OK, so maybe a remittance tax is a philosophically suspect idea that hampers global anti-poverty efforts. Still, would it work? Preliminary studies and anecdotal behavior patterns point to no.
Candidate Trump’s somewhat convoluted plan from a year ago tying remittances to the wall involved basically threatening Mexico with such a tax in order to extract a lump-sum payment, and when that fails amend the Patriot Act to make wire transferrers prove their citizenship or else face taxes on their shipments. Though the idea faded, it was treated seriously enough that the Government Accountability Office (GAO) released an exhaustive analysis that guesstimated the wide band of potential effects like this:
one scenario with no change in the amount of remittances and low administrative and enforcement costs could provide $0.41 billion in potential net revenue for border protection. In contrast, another scenario with a 75 percent reduction in remittances after the fine and high administrative and enforcement costs would generate potential net revenue of only $0.01 billion. In some cases, the cost incurred by CFPB could be more than the revenue from the fine.

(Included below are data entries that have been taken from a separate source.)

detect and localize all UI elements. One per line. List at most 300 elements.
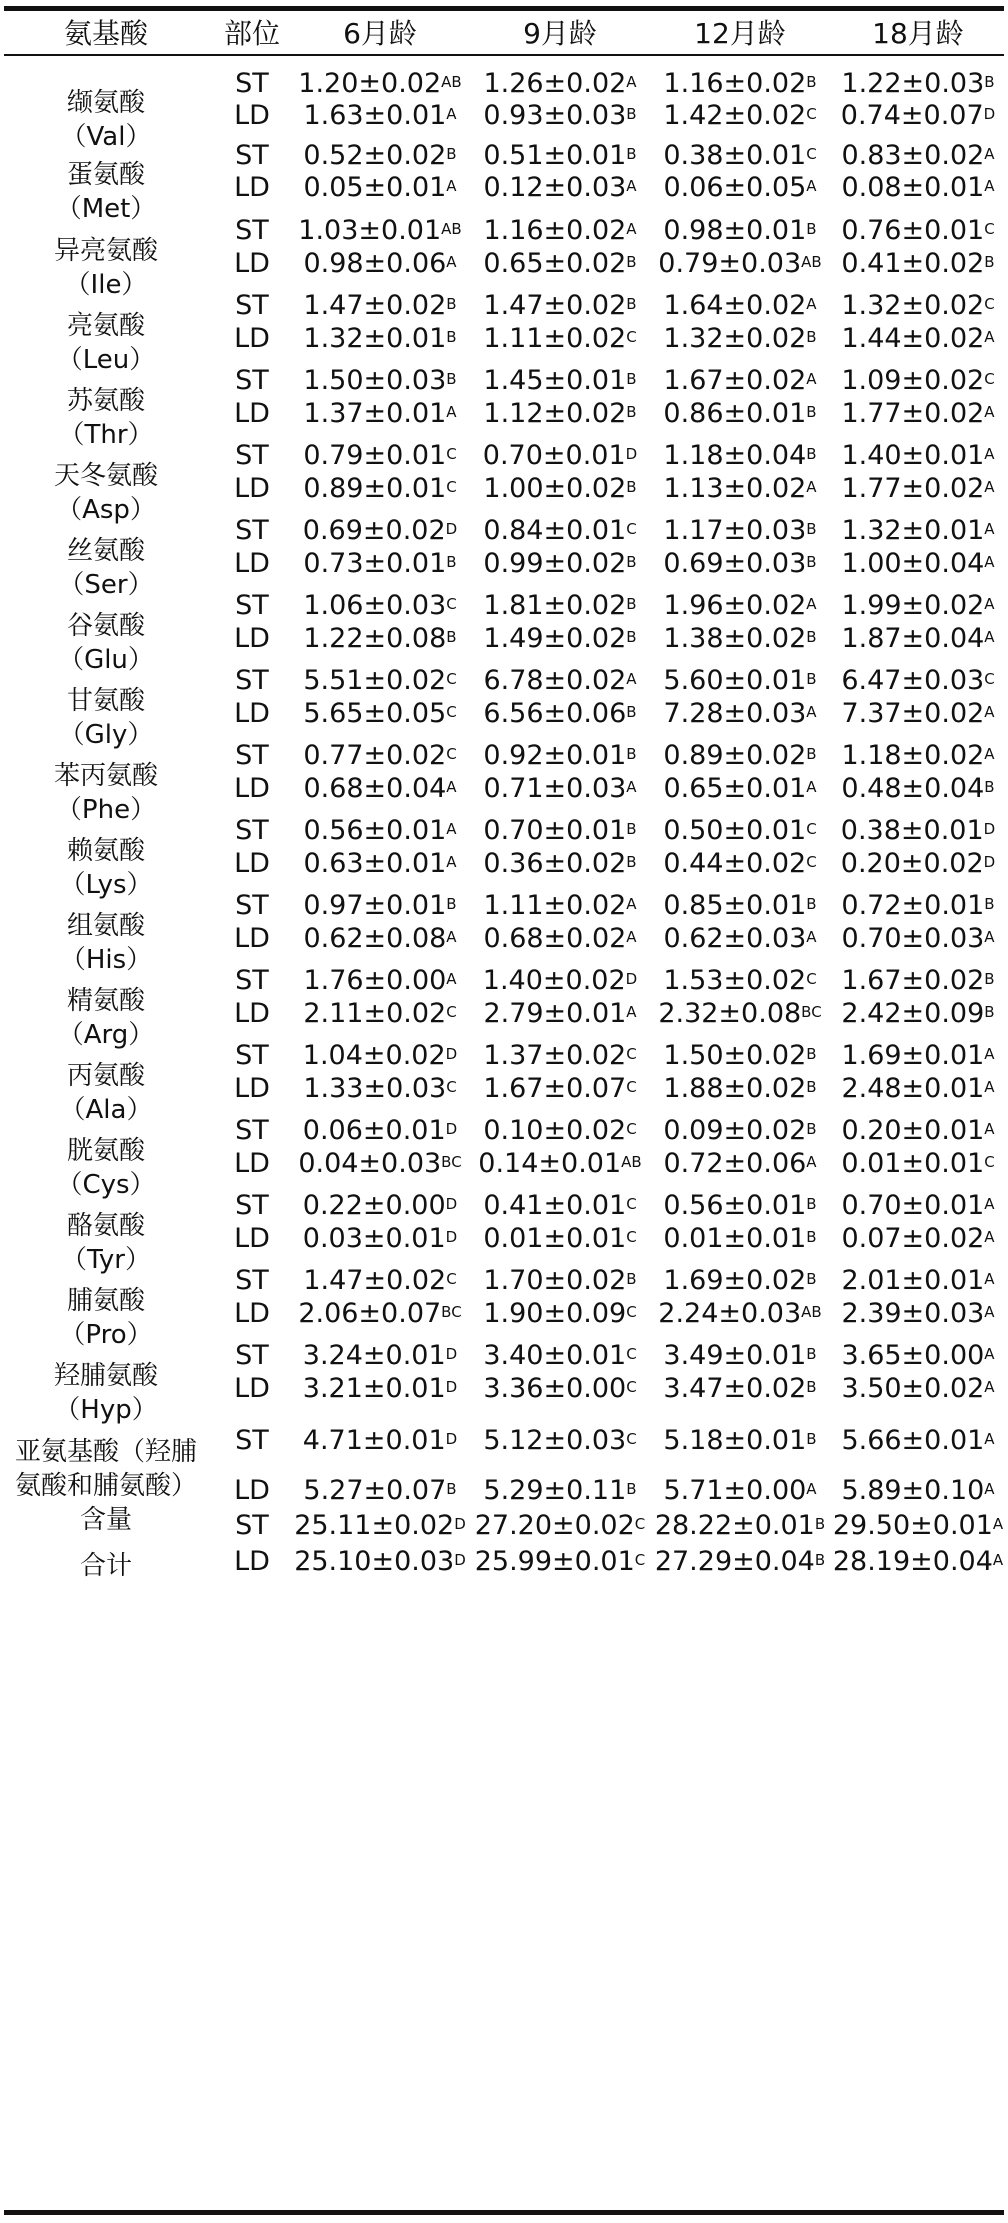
significance-letter: A [626,670,637,688]
mean-sd-value: 3.40±0.01 [483,1340,627,1371]
mean-sd-value: 1.76±0.00 [303,965,447,996]
part-label: ST [235,515,269,546]
mean-sd-value: 0.52±0.02 [303,140,447,171]
amino-acid-name [0,459,212,527]
value-cell [828,766,1008,812]
part-label: LD [234,1073,270,1104]
mean-sd-value: 0.01±0.01 [663,1223,807,1254]
significance-letter: B [626,745,637,763]
significance-letter: B [806,1270,817,1288]
mean-sd-value: 6.56±0.06 [483,698,627,729]
mean-sd-value: 1.96±0.02 [663,590,807,621]
significance-letter: C [446,478,457,496]
mean-sd-value: 0.93±0.03 [483,100,627,131]
header-part: 部位 [223,17,280,50]
amino-acid-name [0,309,212,377]
value-cell [290,916,470,962]
mean-sd-value: 0.70±0.01 [841,1190,985,1221]
significance-letter: A [984,328,995,346]
amino-acid-name-line: （Ala） [59,1095,153,1125]
significance-letter: A [984,1378,995,1396]
significance-letter: A [984,928,995,946]
value-cell [828,541,1008,587]
significance-letter: B [446,145,457,163]
mean-sd-value: 0.56±0.01 [303,815,447,846]
value-cell [650,241,830,287]
bottom-rule [4,2210,1004,2215]
value-cell [650,1066,830,1112]
amino-acid-name [0,834,212,902]
mean-sd-value: 0.01±0.01 [483,1223,627,1254]
significance-letter: C [626,1430,637,1448]
significance-letter: B [806,745,817,763]
value-cell [470,1366,650,1412]
significance-letter: C [984,220,995,238]
mean-sd-value: 5.71±0.00 [663,1475,807,1506]
mean-sd-value: 0.38±0.01 [840,815,984,846]
mean-sd-value: 29.50±0.01 [832,1510,993,1541]
part-label: LD [234,623,270,654]
amino-acid-name-line: 氨酸和脯氨酸） [14,1471,197,1501]
mean-sd-value: 5.12±0.03 [483,1425,627,1456]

So best-case scenario, $410 million in pocket change. That’s not much of a wall.
Granted, the 2 percent south-of-the-border remittance tax is a much broader and cleaner proposal, but it faces many of the same potential pitfalls, namely that only around half of money transfers as it is go through regulated channels, which means making that more expensive will drive more people to black market solutions like Bitcoin, as in Venezuela.
Republicans once believed as a matter of bedrock faith that the free flow of capital, goods, and humans across the southern border was the best way to produce the kind of economic development that depresses illegal border crossings. The loss of that faith, which predates the rise of Donald Trump, has been one of the most disturbing spectacles in American politics.